Derek chuckled and leaned on her desk. “Welcome to the world of unstructured data.”
She blinked. “Un...what?”
“Unstructured data,” he repeated. “Basically, all the messy, free-form stuff—comments, emails, DMs, reviews. Stuff that doesn’t come neatly packaged in a spreadsheet.”
“So what's structured then?” she asked.
He tapped her screen. “That Google Form result you pulled? Click-through rates? Ad spend versus conversion ratio? That’s structured. It's labeled, organized, and the AI can process it directly.”
Ivy tilted her head. “And the messy stuff? How do we even begin?”
Derek grinned. “We ask the AI to help.”
✦✦✦
Fifteen minutes later, Ivy was on ChatGPT, pasting a batch of comments into the prompt window.
Prompt:
“Please summarize the overall sentiment of these customer comments. Identify common themes, complaints, or ideas that repeat.”
As the AI typed back:
“Most comments reflect positive sentiment toward product packaging, especially the pink holiday edition. Several users suggest offering a subscription model. A few negative comments express concerns over delivery delays.”

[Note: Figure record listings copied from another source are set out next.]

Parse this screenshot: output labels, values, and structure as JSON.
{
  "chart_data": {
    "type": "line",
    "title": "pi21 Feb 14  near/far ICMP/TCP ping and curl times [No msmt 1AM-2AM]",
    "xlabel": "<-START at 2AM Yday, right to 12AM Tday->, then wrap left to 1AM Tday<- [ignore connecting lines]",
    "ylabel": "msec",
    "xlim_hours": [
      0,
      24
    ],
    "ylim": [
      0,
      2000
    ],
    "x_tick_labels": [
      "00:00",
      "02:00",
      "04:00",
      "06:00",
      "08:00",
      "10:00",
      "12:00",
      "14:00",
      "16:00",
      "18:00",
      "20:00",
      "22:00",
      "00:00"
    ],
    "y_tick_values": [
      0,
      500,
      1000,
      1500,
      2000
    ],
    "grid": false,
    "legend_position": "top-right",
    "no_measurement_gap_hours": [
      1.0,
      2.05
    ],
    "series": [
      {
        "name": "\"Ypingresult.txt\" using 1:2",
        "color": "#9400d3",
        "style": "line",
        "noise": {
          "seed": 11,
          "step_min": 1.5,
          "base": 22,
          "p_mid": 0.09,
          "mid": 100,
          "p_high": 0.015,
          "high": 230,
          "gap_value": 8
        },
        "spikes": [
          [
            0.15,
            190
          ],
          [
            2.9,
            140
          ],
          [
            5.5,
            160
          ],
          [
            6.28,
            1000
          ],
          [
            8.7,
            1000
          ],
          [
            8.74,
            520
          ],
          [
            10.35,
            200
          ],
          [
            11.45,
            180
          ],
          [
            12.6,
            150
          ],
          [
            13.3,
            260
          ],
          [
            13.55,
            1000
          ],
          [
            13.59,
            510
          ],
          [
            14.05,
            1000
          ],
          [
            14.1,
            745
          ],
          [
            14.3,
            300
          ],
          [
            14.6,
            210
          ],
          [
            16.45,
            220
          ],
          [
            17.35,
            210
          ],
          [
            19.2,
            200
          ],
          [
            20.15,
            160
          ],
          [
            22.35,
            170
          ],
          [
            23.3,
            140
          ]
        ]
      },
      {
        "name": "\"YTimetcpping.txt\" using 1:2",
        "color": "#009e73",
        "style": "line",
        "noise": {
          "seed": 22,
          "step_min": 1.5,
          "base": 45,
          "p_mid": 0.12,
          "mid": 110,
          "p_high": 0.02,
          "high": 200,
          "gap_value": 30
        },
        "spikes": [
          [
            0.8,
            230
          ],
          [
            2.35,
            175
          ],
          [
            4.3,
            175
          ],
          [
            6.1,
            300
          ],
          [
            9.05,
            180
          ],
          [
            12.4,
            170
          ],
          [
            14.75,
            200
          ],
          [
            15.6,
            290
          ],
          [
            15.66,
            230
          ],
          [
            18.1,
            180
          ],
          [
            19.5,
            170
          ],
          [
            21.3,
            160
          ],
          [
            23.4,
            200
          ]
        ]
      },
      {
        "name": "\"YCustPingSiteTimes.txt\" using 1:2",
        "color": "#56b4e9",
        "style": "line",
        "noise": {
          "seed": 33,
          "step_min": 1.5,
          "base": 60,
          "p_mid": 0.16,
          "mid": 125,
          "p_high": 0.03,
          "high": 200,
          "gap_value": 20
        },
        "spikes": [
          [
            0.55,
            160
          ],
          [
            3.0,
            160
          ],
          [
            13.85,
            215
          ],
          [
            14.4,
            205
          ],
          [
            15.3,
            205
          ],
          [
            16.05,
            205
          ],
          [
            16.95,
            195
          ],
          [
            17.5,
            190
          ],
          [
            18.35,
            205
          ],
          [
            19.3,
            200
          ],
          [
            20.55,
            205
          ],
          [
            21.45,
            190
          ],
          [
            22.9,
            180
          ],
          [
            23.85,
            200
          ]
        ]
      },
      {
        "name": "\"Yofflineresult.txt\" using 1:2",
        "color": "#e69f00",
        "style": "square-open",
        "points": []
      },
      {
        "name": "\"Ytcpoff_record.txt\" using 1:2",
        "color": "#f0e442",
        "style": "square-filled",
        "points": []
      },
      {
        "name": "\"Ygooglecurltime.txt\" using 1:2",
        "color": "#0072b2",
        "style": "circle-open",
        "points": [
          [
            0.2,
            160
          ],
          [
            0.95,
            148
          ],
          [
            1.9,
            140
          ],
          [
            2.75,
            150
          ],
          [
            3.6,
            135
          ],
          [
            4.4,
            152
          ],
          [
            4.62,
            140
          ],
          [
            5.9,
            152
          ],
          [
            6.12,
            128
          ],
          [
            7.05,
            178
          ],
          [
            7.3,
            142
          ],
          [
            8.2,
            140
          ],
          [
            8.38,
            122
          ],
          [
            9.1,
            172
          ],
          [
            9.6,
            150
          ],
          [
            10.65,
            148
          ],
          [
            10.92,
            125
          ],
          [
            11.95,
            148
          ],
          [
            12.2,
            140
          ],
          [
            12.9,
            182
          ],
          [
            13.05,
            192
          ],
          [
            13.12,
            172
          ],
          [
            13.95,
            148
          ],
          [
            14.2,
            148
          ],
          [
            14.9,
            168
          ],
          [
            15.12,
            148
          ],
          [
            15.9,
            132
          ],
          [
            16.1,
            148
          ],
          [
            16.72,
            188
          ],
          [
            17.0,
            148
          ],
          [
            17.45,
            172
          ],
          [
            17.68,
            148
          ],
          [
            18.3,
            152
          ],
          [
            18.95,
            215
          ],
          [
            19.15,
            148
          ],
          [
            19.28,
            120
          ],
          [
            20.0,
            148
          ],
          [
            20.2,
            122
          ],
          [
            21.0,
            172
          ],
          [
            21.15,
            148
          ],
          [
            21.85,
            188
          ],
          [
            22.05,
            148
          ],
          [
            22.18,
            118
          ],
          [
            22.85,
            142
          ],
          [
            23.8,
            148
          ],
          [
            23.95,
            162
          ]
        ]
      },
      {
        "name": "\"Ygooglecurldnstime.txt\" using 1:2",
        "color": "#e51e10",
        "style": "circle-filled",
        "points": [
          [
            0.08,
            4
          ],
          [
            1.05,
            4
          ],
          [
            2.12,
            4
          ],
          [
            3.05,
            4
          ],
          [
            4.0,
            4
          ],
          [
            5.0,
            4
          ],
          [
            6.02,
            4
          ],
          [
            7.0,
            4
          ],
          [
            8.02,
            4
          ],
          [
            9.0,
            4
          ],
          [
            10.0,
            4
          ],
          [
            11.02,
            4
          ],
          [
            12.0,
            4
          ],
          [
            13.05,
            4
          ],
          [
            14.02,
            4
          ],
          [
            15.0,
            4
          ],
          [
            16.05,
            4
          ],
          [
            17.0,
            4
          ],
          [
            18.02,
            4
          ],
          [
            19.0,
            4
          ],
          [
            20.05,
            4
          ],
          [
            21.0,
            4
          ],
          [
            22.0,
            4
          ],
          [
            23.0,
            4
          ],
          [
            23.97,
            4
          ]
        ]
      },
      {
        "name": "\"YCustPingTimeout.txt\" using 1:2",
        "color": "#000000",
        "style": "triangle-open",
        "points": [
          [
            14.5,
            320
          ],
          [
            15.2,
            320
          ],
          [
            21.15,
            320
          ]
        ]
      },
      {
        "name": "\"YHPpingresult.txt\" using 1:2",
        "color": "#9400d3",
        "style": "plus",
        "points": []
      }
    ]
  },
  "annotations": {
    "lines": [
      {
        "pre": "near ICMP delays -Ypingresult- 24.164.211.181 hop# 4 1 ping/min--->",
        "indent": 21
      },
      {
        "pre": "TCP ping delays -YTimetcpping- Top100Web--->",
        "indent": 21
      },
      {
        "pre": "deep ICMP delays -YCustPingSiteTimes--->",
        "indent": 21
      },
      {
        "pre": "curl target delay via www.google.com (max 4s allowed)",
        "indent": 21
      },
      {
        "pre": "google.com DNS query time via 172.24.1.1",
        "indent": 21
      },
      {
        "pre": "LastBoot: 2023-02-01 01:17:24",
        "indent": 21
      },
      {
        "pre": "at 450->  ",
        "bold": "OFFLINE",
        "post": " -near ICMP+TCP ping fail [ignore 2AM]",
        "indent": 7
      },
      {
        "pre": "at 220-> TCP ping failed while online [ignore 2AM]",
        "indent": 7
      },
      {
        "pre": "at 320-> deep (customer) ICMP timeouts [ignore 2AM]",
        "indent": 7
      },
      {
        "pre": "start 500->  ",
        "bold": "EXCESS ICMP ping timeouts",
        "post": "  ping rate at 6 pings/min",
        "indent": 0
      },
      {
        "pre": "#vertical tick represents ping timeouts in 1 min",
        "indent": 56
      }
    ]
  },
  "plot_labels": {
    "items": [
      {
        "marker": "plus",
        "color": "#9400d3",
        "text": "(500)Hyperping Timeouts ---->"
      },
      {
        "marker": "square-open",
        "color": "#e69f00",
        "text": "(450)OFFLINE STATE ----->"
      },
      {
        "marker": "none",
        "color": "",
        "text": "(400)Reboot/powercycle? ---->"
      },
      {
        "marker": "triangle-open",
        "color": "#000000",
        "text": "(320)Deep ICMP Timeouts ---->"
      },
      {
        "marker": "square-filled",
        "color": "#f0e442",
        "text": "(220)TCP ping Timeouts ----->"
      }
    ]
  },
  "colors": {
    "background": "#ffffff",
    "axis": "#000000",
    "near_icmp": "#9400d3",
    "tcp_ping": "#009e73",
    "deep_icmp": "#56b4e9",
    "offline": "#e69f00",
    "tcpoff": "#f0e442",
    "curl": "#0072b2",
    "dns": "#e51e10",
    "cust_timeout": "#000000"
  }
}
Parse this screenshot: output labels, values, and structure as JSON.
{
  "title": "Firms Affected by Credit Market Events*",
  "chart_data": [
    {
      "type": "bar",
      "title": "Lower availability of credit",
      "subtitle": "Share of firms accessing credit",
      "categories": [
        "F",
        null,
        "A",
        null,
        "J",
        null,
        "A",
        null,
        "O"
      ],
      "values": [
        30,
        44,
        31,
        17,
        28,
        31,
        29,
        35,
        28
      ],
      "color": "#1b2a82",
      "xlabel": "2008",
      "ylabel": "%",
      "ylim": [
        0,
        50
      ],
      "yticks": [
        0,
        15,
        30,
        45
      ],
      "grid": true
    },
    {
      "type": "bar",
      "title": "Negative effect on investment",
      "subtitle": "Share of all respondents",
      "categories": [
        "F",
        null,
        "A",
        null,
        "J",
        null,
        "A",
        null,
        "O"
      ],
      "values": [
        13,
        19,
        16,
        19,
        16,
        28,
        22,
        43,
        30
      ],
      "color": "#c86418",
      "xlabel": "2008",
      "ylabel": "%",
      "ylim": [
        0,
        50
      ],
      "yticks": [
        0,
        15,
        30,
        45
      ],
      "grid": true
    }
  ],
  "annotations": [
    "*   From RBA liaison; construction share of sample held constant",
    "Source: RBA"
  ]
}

Ivy blinked. “This... is gold.”
“Keep going,” Derek encouraged. “Try clustering them by topic next.”
She fed in more data. Soon, she had themes: packaging appeal, shipping concerns, product scent, return policy confusion. All previously just noise—now organized.
✦✦✦
Two hours later, Ivy cross-referenced these themes with the latest Facebook Ad results.
“That ad with the unboxing video?” she said. “It had the highest ROAS—and people keep commenting about the cute bow on the packaging. That’s probably why.”
“Exactly,” said Derek, pulling up a stool. “You’re doing insight extraction. This is how we turn interaction into strategy.”
She crafted a short report summarizing the AI analysis and ad performance insights. It felt... real. Like she finally saw the connections.
And for the first time, when she looked at a messy comment section, she didn’t see chaos—she saw opportunity.